Morrison is Costello Lite (among so many other borrowed, assumed affectations) – except Scotty FM had the fundaments and necessary front to go after what he wanted : rather than, in Costello’s case, ‘hoping the party would realise his talents over the “Lying Rodent’s”‘?
That’s “the Liberal Party” – for all his self-perceived perspicacity – how bloody delusional can anyone get?
Costello should stick to boiled lollies at $1 per pack.His only claim to fame is his ‘glorious win’ in the Dollar Sweets case. Middle-class welfare has destroyed..the middle class and every layer beneath it.
But perfectly spiffy for those above, as intended.
Costello is a wuss and was incompetent to boot. Asking his opinion on housing affordability when he did so much to destroy it is insulting.
Economic girlyman.
Insulting to the intended audience – if the hard questions (with facts/history) aren’t going to be pursued until run down by the interviewer.
No ticker!
On Advance Australia, their slogans give away their loyalties aka Kochian US style radical right libertarianism joined at the hip with the LNP/IPA; ‘Freedom, Security & Prosperity’ aka Tea Party, Capitol Hill and World Wide Freedom Protests. From their Wiki page (inc. choice quotes from Crikey):
‘Advance Australia has been accused of astroturfing and being little more than a front for the Liberal Party’.
On Costello, represents something about Australians when given a stage, not just smirking; his loose smart aleck comments about US interest rates after a (presumably confidential) meeting with Greenspan (?), causing some angst.
Far from being property of the extreme Right, there are everyday Australian politicians of all parties who are contemplating the growth of nuclear electricity here.
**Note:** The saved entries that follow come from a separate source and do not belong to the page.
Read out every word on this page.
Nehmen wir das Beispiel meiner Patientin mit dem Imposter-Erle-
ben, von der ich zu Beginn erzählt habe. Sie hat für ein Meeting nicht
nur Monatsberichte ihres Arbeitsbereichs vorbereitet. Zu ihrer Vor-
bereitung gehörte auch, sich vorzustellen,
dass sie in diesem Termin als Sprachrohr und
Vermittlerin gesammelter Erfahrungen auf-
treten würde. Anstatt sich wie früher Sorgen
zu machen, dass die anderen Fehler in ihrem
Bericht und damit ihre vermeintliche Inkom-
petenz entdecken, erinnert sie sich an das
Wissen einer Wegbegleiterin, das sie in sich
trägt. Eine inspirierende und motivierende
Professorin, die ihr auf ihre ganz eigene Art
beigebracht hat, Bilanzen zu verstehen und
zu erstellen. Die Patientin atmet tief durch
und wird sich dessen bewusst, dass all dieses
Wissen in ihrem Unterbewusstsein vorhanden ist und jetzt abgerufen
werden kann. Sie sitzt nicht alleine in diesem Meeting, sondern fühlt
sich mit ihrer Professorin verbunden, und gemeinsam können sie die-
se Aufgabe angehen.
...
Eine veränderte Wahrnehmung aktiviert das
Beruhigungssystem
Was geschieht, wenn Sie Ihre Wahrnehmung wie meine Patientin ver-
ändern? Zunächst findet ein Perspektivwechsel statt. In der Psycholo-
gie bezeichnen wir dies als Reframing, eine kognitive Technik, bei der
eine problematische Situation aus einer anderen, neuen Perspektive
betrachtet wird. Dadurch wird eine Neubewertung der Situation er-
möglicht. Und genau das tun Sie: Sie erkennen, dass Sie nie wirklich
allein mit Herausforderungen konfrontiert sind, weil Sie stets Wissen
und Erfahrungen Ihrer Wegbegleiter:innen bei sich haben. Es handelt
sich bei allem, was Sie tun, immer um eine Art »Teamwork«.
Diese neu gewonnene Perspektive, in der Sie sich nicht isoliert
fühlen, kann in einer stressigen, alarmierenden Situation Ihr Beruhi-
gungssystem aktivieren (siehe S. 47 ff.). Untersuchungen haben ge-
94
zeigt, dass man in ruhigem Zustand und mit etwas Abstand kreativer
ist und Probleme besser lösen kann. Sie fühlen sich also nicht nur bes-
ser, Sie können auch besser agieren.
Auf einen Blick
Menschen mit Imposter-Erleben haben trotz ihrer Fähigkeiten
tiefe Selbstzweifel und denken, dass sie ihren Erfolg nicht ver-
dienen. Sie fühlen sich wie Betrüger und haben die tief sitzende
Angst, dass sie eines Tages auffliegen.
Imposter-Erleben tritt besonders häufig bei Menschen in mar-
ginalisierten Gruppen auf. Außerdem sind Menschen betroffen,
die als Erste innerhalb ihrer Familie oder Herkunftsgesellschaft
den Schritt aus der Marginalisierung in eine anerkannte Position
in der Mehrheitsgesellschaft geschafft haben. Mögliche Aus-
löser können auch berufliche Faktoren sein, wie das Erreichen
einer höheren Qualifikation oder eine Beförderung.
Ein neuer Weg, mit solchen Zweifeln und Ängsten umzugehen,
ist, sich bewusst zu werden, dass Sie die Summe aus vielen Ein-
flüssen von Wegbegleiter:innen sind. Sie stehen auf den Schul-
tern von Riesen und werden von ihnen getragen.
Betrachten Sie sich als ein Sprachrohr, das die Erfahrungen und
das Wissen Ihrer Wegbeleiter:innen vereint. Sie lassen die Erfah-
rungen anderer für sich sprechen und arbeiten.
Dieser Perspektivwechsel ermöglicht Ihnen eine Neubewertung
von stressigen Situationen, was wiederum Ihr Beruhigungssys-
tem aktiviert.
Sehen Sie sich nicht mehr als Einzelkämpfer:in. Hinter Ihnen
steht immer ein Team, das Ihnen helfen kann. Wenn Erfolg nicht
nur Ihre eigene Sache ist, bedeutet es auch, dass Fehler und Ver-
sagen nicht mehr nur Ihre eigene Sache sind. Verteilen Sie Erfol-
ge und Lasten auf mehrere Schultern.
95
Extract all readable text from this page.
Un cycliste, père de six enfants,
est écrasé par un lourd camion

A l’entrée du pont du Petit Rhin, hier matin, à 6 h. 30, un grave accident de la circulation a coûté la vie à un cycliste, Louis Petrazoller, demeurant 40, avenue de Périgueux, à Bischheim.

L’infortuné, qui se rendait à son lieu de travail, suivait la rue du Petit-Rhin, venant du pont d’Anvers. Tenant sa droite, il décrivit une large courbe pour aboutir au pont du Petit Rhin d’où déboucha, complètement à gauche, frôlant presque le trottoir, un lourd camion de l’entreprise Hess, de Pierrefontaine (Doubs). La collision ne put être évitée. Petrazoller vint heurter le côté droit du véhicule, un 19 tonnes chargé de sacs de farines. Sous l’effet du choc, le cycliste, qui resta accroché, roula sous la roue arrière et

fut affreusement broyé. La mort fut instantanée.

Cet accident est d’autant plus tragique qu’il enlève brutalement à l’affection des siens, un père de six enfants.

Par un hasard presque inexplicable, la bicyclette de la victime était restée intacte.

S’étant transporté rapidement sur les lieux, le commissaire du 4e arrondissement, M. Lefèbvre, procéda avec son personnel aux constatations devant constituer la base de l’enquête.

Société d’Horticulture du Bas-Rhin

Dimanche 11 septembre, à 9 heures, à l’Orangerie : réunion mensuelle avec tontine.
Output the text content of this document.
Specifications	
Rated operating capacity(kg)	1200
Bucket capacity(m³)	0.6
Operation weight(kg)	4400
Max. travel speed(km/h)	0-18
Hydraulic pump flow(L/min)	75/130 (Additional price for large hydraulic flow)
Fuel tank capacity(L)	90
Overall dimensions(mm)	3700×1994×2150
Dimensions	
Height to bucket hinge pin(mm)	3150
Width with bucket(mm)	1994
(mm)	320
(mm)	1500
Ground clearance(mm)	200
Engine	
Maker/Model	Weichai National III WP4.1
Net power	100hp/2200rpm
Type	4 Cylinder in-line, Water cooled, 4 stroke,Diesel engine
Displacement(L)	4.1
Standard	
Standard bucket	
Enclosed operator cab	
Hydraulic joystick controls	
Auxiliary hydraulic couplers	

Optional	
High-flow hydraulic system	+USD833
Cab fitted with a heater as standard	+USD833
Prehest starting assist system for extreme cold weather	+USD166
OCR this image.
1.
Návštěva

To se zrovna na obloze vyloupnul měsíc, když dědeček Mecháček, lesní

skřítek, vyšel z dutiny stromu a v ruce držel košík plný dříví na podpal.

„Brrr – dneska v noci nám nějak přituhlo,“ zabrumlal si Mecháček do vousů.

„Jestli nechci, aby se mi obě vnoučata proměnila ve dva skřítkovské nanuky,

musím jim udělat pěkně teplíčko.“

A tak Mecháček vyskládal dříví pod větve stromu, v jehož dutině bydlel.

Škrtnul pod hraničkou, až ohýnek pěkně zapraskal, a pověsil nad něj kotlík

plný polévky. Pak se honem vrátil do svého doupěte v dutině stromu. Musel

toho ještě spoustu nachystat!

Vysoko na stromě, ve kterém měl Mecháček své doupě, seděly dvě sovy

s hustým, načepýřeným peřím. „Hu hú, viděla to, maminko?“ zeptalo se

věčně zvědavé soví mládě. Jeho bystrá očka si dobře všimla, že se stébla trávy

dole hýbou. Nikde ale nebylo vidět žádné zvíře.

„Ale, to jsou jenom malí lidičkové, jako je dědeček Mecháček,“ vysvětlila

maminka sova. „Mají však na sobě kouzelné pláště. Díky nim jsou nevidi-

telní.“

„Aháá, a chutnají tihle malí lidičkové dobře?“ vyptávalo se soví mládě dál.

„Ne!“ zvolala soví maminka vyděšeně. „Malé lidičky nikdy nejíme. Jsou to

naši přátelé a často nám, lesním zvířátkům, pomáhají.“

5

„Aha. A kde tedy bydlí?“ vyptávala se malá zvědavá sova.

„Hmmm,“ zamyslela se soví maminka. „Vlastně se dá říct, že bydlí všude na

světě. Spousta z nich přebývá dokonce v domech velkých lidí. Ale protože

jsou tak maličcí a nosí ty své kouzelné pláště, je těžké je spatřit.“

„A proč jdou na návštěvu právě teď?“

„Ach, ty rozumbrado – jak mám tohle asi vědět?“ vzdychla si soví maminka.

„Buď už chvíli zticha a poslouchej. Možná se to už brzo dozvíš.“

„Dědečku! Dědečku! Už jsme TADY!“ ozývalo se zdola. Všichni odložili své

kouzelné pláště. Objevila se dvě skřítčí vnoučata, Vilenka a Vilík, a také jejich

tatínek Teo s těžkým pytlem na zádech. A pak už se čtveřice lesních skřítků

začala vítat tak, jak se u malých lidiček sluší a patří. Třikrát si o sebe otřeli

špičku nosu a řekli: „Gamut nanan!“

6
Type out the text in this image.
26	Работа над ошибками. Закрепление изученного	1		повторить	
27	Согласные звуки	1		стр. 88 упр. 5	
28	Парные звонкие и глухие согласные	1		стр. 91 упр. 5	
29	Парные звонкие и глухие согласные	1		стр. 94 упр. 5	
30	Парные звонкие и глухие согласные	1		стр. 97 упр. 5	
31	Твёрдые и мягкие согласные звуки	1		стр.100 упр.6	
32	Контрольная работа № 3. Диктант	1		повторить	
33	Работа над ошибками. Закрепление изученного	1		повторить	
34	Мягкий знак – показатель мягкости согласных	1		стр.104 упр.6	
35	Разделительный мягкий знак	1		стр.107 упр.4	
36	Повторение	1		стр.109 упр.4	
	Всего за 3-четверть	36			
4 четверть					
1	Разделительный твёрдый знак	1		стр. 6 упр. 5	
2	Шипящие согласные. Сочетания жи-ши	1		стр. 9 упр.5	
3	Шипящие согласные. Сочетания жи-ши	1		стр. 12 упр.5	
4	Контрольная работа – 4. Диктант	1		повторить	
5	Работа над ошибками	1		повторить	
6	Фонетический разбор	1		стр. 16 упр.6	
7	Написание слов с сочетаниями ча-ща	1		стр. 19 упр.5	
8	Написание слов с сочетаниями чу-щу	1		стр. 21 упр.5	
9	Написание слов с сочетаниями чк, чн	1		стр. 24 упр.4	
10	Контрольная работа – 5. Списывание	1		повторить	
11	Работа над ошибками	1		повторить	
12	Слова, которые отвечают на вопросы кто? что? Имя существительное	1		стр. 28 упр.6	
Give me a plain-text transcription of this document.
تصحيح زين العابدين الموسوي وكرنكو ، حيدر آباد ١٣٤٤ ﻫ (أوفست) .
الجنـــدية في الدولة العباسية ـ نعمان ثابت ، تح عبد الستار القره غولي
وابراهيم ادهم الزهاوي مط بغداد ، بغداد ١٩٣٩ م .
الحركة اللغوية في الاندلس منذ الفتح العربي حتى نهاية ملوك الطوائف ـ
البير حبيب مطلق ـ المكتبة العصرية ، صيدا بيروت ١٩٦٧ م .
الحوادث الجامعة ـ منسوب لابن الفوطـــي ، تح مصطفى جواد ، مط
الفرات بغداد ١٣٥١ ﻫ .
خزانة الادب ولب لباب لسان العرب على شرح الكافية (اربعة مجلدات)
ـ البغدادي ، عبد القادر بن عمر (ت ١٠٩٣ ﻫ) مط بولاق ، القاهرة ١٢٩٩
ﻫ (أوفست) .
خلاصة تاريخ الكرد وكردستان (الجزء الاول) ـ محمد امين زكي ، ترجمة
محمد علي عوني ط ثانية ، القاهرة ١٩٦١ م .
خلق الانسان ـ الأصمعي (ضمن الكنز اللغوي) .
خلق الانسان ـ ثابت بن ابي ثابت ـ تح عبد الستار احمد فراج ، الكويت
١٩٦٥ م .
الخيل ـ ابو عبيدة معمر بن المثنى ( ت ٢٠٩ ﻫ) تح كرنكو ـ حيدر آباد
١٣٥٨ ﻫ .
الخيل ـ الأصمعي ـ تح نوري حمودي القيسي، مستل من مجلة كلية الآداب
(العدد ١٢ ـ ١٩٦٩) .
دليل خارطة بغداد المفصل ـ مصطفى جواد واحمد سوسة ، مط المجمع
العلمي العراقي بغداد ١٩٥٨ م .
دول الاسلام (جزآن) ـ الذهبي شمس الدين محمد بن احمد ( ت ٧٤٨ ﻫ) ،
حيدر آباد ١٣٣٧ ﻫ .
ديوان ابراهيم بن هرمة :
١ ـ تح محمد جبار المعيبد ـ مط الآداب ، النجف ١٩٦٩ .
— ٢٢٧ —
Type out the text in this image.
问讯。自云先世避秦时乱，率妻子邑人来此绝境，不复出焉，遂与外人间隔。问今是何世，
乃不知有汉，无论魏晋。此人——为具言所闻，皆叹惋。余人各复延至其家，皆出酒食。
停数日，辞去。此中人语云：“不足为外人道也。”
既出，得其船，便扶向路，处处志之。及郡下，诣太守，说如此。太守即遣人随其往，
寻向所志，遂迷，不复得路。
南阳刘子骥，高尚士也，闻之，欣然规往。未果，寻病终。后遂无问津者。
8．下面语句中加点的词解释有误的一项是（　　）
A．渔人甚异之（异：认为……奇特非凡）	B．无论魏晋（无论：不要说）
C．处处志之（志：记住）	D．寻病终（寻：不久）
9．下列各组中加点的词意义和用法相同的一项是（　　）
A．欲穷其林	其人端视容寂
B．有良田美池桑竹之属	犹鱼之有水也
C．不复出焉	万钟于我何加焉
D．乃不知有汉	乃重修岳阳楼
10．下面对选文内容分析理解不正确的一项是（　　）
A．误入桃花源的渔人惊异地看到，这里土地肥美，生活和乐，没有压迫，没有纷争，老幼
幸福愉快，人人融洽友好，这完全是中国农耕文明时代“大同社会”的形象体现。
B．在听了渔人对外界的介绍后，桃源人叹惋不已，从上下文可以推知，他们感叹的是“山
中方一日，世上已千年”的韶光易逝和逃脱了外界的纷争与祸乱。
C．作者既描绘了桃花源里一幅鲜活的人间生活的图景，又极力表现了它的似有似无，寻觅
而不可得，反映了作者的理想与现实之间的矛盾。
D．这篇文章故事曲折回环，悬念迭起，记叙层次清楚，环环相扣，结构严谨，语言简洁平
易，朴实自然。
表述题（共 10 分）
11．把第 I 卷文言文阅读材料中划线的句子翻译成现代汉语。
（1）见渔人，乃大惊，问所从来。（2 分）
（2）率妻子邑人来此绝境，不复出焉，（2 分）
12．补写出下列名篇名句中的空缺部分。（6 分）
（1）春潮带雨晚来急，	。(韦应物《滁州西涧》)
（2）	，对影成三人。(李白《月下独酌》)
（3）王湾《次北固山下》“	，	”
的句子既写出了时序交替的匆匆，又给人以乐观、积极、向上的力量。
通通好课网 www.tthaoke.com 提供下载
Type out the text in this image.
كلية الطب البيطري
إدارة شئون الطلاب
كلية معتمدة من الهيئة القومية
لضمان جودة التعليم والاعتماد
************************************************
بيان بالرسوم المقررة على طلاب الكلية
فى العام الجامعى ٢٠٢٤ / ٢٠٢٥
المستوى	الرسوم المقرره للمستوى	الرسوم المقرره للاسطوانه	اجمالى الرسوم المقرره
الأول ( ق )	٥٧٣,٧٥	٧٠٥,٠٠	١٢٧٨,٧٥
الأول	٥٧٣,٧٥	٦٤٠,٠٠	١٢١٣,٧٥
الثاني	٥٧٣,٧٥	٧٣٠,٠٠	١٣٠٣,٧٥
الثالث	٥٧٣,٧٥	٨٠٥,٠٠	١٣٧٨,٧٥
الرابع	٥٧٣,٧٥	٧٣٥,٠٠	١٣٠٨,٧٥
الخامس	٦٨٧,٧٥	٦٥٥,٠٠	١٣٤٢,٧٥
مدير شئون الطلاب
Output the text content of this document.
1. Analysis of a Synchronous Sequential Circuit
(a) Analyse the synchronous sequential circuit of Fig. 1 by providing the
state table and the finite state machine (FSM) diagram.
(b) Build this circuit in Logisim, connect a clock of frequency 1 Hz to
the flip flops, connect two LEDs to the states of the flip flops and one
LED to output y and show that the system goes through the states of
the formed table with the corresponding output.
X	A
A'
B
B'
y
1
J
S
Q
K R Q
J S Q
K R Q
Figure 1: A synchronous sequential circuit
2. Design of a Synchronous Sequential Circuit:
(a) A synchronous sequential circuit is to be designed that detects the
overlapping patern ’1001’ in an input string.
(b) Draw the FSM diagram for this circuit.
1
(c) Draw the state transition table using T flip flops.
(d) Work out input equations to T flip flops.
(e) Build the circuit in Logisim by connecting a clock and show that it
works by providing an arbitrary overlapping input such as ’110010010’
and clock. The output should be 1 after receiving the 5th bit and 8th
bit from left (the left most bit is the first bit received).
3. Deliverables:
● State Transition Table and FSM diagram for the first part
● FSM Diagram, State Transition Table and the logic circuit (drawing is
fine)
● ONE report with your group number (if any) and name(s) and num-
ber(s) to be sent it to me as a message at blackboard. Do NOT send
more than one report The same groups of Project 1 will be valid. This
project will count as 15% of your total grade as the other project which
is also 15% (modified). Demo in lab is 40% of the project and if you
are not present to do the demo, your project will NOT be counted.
After all, global warming is looming as a nuclear-sized problem that needs a nuclear-sized answer.
Nuclear is dangerous and expensive. The mythical SMR is just around the corner, just like fusion.
Chanting off bigotry against nuclear won’t make it true. Worse, it distracts people who are realising that we must get to zero emissions and renewables cannot do it alone. Times are changing fast. The AUKUS deal commits us to buying SMRs in nuclear submarines, where they have functioned safely across the last 60 years
Nuclear is too expensive and takes two long . Flamanville and Hinckly Point C , both a decade late and double budget and very expensive electricity.
Flamanville in France is second of the prototypes for the (gigantic at 1600 MW) EPR reactors. Hinckley Point C power station in UK, currently on schedule in its third year of construction, will use the fifth and sixth EPR, so the projected production cost has been brought down to USD ~10 $/W, which is quite reasonable considering that they will be producing for up to 100 years. Construction “learning” requires a series of units to be completed for confident time and cost predictions, to level out across subsequent constructions. In contrast to the few EPRs so far, power stations based on the much smaller SMRs progressively install up to a dozen units on the same site. The first installed are to be producing electricity before finance is negotiated on the last, with confident time and cost.
The antiquity of a fallacy is poor justification for its continued propagation.